Geneticists to the internet's rescue

By Staff Writers
Wednesday, 06 February, 2008

Source: NICTA

Australian scientists have used genome analysis tools to create a patented technology to investigate the fate of the laser beams zapping through the optical fibres that connect our cities.

Their ideas have broken the back of a communications industry problem - how to identify the causes of noise in these optical cables that form a key part of the backbone of the internet.

The device that they and their fellow engineers at NICTA, Australia's Information and Communications Technology (ICT) Research Centre of Excellence, have invented, will, for a few thousand dollars, do a job that today would cost $100,000 plus and would require multiple types of test equipment.

And it will allow phone companies to confidently increase the speed ratings on long haul optical fibres - from 10 gigabits per second to 40 gigabits per second or more without losing data in the noise in line.

"We developed a way of presenting an optical signal as a two dimensional image," said NICTA principal researcher , Trevor Anderson, who is based at NICTA's Victoria Research Laboratory and directs the Managing and Monitoring the Internet (MAMI) Project.

"We thought that it would allow us to recognise the 'fingerprint' of the various kinds of optical noise that can interfere with the signal.

"But we didn't know how to analyse the image. Fortunately in the next door laboratory NICTA has a team of geneticists analysing vast lengths of genetic code to find patterns of gene sequences that would indicate a tumour.

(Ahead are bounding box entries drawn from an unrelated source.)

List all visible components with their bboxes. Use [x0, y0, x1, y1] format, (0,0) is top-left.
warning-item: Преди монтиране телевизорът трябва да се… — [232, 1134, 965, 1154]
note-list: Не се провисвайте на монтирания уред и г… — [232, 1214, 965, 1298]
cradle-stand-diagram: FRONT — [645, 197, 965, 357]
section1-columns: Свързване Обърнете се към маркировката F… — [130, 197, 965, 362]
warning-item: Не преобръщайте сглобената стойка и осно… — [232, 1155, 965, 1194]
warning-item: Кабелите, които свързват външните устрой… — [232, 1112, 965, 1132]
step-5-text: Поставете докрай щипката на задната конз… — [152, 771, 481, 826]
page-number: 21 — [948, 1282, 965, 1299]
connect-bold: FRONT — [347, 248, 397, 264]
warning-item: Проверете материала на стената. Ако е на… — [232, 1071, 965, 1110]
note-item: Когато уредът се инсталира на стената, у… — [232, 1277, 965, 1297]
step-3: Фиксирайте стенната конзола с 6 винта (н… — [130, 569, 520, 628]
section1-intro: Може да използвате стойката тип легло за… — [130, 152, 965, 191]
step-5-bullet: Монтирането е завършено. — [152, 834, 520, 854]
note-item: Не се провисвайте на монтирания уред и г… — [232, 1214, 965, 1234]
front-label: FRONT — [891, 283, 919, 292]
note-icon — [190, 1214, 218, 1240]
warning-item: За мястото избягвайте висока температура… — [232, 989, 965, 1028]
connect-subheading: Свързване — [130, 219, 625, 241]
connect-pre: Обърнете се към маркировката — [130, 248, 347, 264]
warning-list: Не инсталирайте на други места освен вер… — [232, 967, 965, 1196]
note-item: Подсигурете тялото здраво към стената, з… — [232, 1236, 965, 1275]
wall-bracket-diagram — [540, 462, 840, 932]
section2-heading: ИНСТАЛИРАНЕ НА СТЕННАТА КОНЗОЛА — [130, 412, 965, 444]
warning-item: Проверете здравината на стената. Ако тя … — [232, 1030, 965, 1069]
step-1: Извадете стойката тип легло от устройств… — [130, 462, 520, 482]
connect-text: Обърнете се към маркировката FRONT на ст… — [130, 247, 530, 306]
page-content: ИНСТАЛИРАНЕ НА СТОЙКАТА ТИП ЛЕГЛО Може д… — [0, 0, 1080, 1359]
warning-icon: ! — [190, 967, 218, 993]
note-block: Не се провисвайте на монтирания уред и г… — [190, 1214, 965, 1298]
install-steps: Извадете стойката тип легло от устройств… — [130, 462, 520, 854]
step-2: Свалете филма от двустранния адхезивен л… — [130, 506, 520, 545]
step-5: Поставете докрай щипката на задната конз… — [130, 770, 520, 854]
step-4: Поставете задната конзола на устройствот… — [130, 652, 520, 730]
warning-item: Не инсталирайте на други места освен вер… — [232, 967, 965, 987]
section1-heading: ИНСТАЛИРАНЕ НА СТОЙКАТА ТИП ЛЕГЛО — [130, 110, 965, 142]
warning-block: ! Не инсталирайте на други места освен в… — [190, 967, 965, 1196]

"Dr Adam Kowalczyk looked at our problem and laughed - 'This is easy - biology is so much more complex,' he said to me.

"We have to identify cancer subtypes using a handful of noisy examples to learn from rather than the thousands that are available to you, so Dr Kowalczyk said let's try our algorithms on your data."

The result is a new device known as a multi-impairment monitor. And it can identify the distinct visual patterns created by the common forms of noise and distortion in optical fibres.

"The current tools available in the marketplace only count the errors in the data, telling the operator a problem exists but not what that problem is, where the problem is or what caused it," Anderson said. "Our device can already identify the top four sources of noise and we expect to be able to do all six."

He anticipates the device will be ready for market in 12 months.